If you were to list the great popular historical books of the computer world, you’d probably hear The Cuckoo’s Egg, Soul of a New Machine, and then a smattering of books by Wired Magazine regulars, like Cyberpunks and Where Wizards Stay Up Late. Fire In The Valley maybe, though I imagine Cromemco gets less relevant every day. What I rarely see recommended, however, and what I think belongs on the podium along with Kidder and Stoll, is Indra Sinha’s The Cybergypsies.

The gibsonian flair of the first few chapters creates the impression of a novel, and I think this confused some readers. I had to check out several facts and, low and behold, they turned out true. Eventually I realized “Bear,” the narrator, was Indra, and it’s a memoir. Shades was a real place; you can see a YouTube video playing back a recorded (and very chaotic) session. What else confused people? The terminology is probably period, but it’s a period that was over when the book was published-it’s a story of the modem world and what we would now call BBSs running MUDs.

The characters are drawn with attention to their humanity. It would be easy to turn this story into a people zoo, but Bear never does, instead opting for empathy even when he’s relating outrageous behavior and hilarious drama. In a different era, with a different pen, it might have been delivered as a very long forum post. Nowdays, perhaps as the sort of YouTube essay Folding Ideas produces. Because it really gets to the heart of what it means to be terminally online. Sinha was terminally online before that was even a thing.

You also need to realize that Bear’s got a truly fantastical imagination, and this may have rubbed literal-minded hackers the wrong way. He describes playing online MUDs with a richness that helps justify the outrageous price tag of being online in those days. There’s one scene where you suddenly realize he’s playing Colossal Cave Adventure and you almost don’t recognize it because his vivid description doesn’t betray the spartan description actually given in the game. Indeed, it’s a really interesting appraisal of text adventure games in general and the power of imagination.

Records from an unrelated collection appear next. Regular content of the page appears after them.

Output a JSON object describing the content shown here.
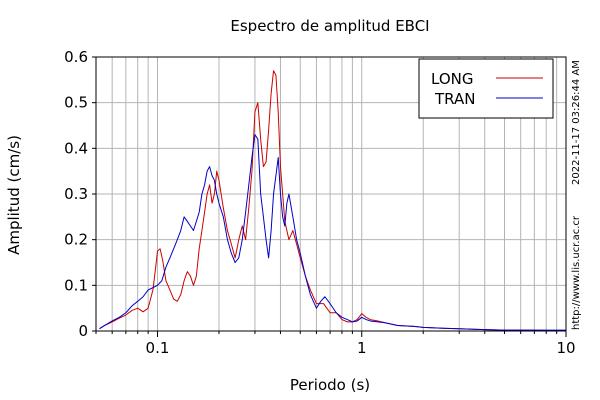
{
  "chart_data": {
    "type": "line",
    "title": "Espectro de amplitud EBCI",
    "xlabel": "Periodo (s)",
    "ylabel": "Amplitud (cm/s)",
    "xscale": "log",
    "xlim": [
      0.05,
      10
    ],
    "ylim": [
      0,
      0.6
    ],
    "x_ticks": [
      {
        "value": 0.1,
        "label": "0.1"
      },
      {
        "value": 1,
        "label": "1"
      },
      {
        "value": 10,
        "label": "10"
      }
    ],
    "y_ticks": [
      {
        "value": 0,
        "label": "0"
      },
      {
        "value": 0.1,
        "label": "0.1"
      },
      {
        "value": 0.2,
        "label": "0.2"
      },
      {
        "value": 0.3,
        "label": "0.3"
      },
      {
        "value": 0.4,
        "label": "0.4"
      },
      {
        "value": 0.5,
        "label": "0.5"
      },
      {
        "value": 0.6,
        "label": "0.6"
      }
    ],
    "grid": true,
    "legend_position": "top-right",
    "series": [
      {
        "name": "LONG",
        "color": "#cc0000",
        "points": [
          [
            0.052,
            0.005
          ],
          [
            0.055,
            0.012
          ],
          [
            0.06,
            0.02
          ],
          [
            0.065,
            0.028
          ],
          [
            0.07,
            0.035
          ],
          [
            0.075,
            0.045
          ],
          [
            0.08,
            0.05
          ],
          [
            0.085,
            0.042
          ],
          [
            0.09,
            0.05
          ],
          [
            0.095,
            0.09
          ],
          [
            0.098,
            0.14
          ],
          [
            0.1,
            0.175
          ],
          [
            0.103,
            0.18
          ],
          [
            0.106,
            0.155
          ],
          [
            0.11,
            0.11
          ],
          [
            0.115,
            0.09
          ],
          [
            0.12,
            0.07
          ],
          [
            0.125,
            0.065
          ],
          [
            0.13,
            0.08
          ],
          [
            0.135,
            0.11
          ],
          [
            0.14,
            0.13
          ],
          [
            0.145,
            0.12
          ],
          [
            0.15,
            0.1
          ],
          [
            0.155,
            0.12
          ],
          [
            0.16,
            0.18
          ],
          [
            0.165,
            0.22
          ],
          [
            0.17,
            0.26
          ],
          [
            0.175,
            0.3
          ],
          [
            0.18,
            0.32
          ],
          [
            0.185,
            0.28
          ],
          [
            0.19,
            0.3
          ],
          [
            0.195,
            0.35
          ],
          [
            0.2,
            0.33
          ],
          [
            0.21,
            0.27
          ],
          [
            0.22,
            0.22
          ],
          [
            0.23,
            0.19
          ],
          [
            0.24,
            0.16
          ],
          [
            0.25,
            0.2
          ],
          [
            0.26,
            0.23
          ],
          [
            0.27,
            0.2
          ],
          [
            0.28,
            0.27
          ],
          [
            0.29,
            0.35
          ],
          [
            0.3,
            0.48
          ],
          [
            0.31,
            0.5
          ],
          [
            0.32,
            0.42
          ],
          [
            0.33,
            0.36
          ],
          [
            0.34,
            0.37
          ],
          [
            0.35,
            0.44
          ],
          [
            0.36,
            0.52
          ],
          [
            0.37,
            0.57
          ],
          [
            0.38,
            0.56
          ],
          [
            0.39,
            0.48
          ],
          [
            0.4,
            0.36
          ],
          [
            0.41,
            0.3
          ],
          [
            0.42,
            0.24
          ],
          [
            0.44,
            0.2
          ],
          [
            0.46,
            0.22
          ],
          [
            0.48,
            0.19
          ],
          [
            0.5,
            0.16
          ],
          [
            0.53,
            0.12
          ],
          [
            0.56,
            0.09
          ],
          [
            0.6,
            0.06
          ],
          [
            0.65,
            0.06
          ],
          [
            0.7,
            0.04
          ],
          [
            0.75,
            0.04
          ],
          [
            0.8,
            0.025
          ],
          [
            0.85,
            0.02
          ],
          [
            0.9,
            0.02
          ],
          [
            0.95,
            0.025
          ],
          [
            1.0,
            0.038
          ],
          [
            1.05,
            0.03
          ],
          [
            1.1,
            0.025
          ],
          [
            1.2,
            0.022
          ],
          [
            1.3,
            0.018
          ],
          [
            1.5,
            0.012
          ],
          [
            1.8,
            0.01
          ],
          [
            2.0,
            0.008
          ],
          [
            2.5,
            0.006
          ],
          [
            3.0,
            0.005
          ],
          [
            4.0,
            0.003
          ],
          [
            5.0,
            0.002
          ],
          [
            6.0,
            0.002
          ],
          [
            8.0,
            0.001
          ],
          [
            10.0,
            0.001
          ]
        ]
      },
      {
        "name": "TRAN",
        "color": "#0000cc",
        "points": [
          [
            0.052,
            0.005
          ],
          [
            0.055,
            0.012
          ],
          [
            0.06,
            0.022
          ],
          [
            0.065,
            0.03
          ],
          [
            0.07,
            0.04
          ],
          [
            0.075,
            0.055
          ],
          [
            0.08,
            0.065
          ],
          [
            0.085,
            0.075
          ],
          [
            0.09,
            0.09
          ],
          [
            0.095,
            0.095
          ],
          [
            0.1,
            0.1
          ],
          [
            0.105,
            0.11
          ],
          [
            0.11,
            0.14
          ],
          [
            0.115,
            0.16
          ],
          [
            0.12,
            0.18
          ],
          [
            0.125,
            0.2
          ],
          [
            0.13,
            0.22
          ],
          [
            0.135,
            0.25
          ],
          [
            0.14,
            0.24
          ],
          [
            0.145,
            0.23
          ],
          [
            0.15,
            0.22
          ],
          [
            0.155,
            0.24
          ],
          [
            0.16,
            0.26
          ],
          [
            0.165,
            0.3
          ],
          [
            0.17,
            0.32
          ],
          [
            0.175,
            0.35
          ],
          [
            0.18,
            0.36
          ],
          [
            0.185,
            0.34
          ],
          [
            0.19,
            0.33
          ],
          [
            0.195,
            0.3
          ],
          [
            0.2,
            0.28
          ],
          [
            0.21,
            0.25
          ],
          [
            0.22,
            0.2
          ],
          [
            0.23,
            0.17
          ],
          [
            0.24,
            0.15
          ],
          [
            0.25,
            0.16
          ],
          [
            0.26,
            0.2
          ],
          [
            0.27,
            0.26
          ],
          [
            0.28,
            0.32
          ],
          [
            0.29,
            0.38
          ],
          [
            0.3,
            0.43
          ],
          [
            0.31,
            0.42
          ],
          [
            0.32,
            0.3
          ],
          [
            0.33,
            0.25
          ],
          [
            0.34,
            0.2
          ],
          [
            0.35,
            0.16
          ],
          [
            0.36,
            0.22
          ],
          [
            0.37,
            0.3
          ],
          [
            0.38,
            0.34
          ],
          [
            0.39,
            0.38
          ],
          [
            0.4,
            0.3
          ],
          [
            0.41,
            0.25
          ],
          [
            0.42,
            0.23
          ],
          [
            0.43,
            0.28
          ],
          [
            0.44,
            0.3
          ],
          [
            0.46,
            0.25
          ],
          [
            0.48,
            0.2
          ],
          [
            0.5,
            0.17
          ],
          [
            0.53,
            0.12
          ],
          [
            0.56,
            0.08
          ],
          [
            0.6,
            0.05
          ],
          [
            0.63,
            0.065
          ],
          [
            0.66,
            0.075
          ],
          [
            0.7,
            0.06
          ],
          [
            0.75,
            0.04
          ],
          [
            0.8,
            0.03
          ],
          [
            0.85,
            0.025
          ],
          [
            0.9,
            0.02
          ],
          [
            0.95,
            0.022
          ],
          [
            1.0,
            0.03
          ],
          [
            1.05,
            0.025
          ],
          [
            1.1,
            0.022
          ],
          [
            1.2,
            0.02
          ],
          [
            1.3,
            0.018
          ],
          [
            1.5,
            0.012
          ],
          [
            1.8,
            0.01
          ],
          [
            2.0,
            0.008
          ],
          [
            2.5,
            0.006
          ],
          [
            3.0,
            0.005
          ],
          [
            4.0,
            0.003
          ],
          [
            5.0,
            0.002
          ],
          [
            6.0,
            0.002
          ],
          [
            8.0,
            0.002
          ],
          [
            10.0,
            0.002
          ]
        ]
      }
    ]
  },
  "side_text": {
    "timestamp": "2022-11-17 03:26:44 AM",
    "url": "http://www.lis.ucr.ac.cr"
  }
}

So why don’t we hear about it now? Well, for one thing, it’s got a slur in the title. That makes it a bit awkward to bring up. In 1999 the dot-com crazy world wasn’t interested in a book about BBSing; compare similar books and they’re associated with favored technologies like Unix and TCP/IP. It wasn’t associated with any big exciting well known company either. Also, the original dust jacket (NSFW) features a pixelated, suggestively posed woman. It is a mature adult story but not lurid; the cover probably didn’t do it any favors in getting a more serious audience. Oh, and it’s not entirely optimistic, indeed showing the dangers of being terminally online, but again it’s not sensationalized. A lot of reviews at the time latched on to this, selling it as a bit of a horror or anti-tech story. But I really don’t think it earned that appraisal, I just don’t think we had the words we now have to describe what he was writing about.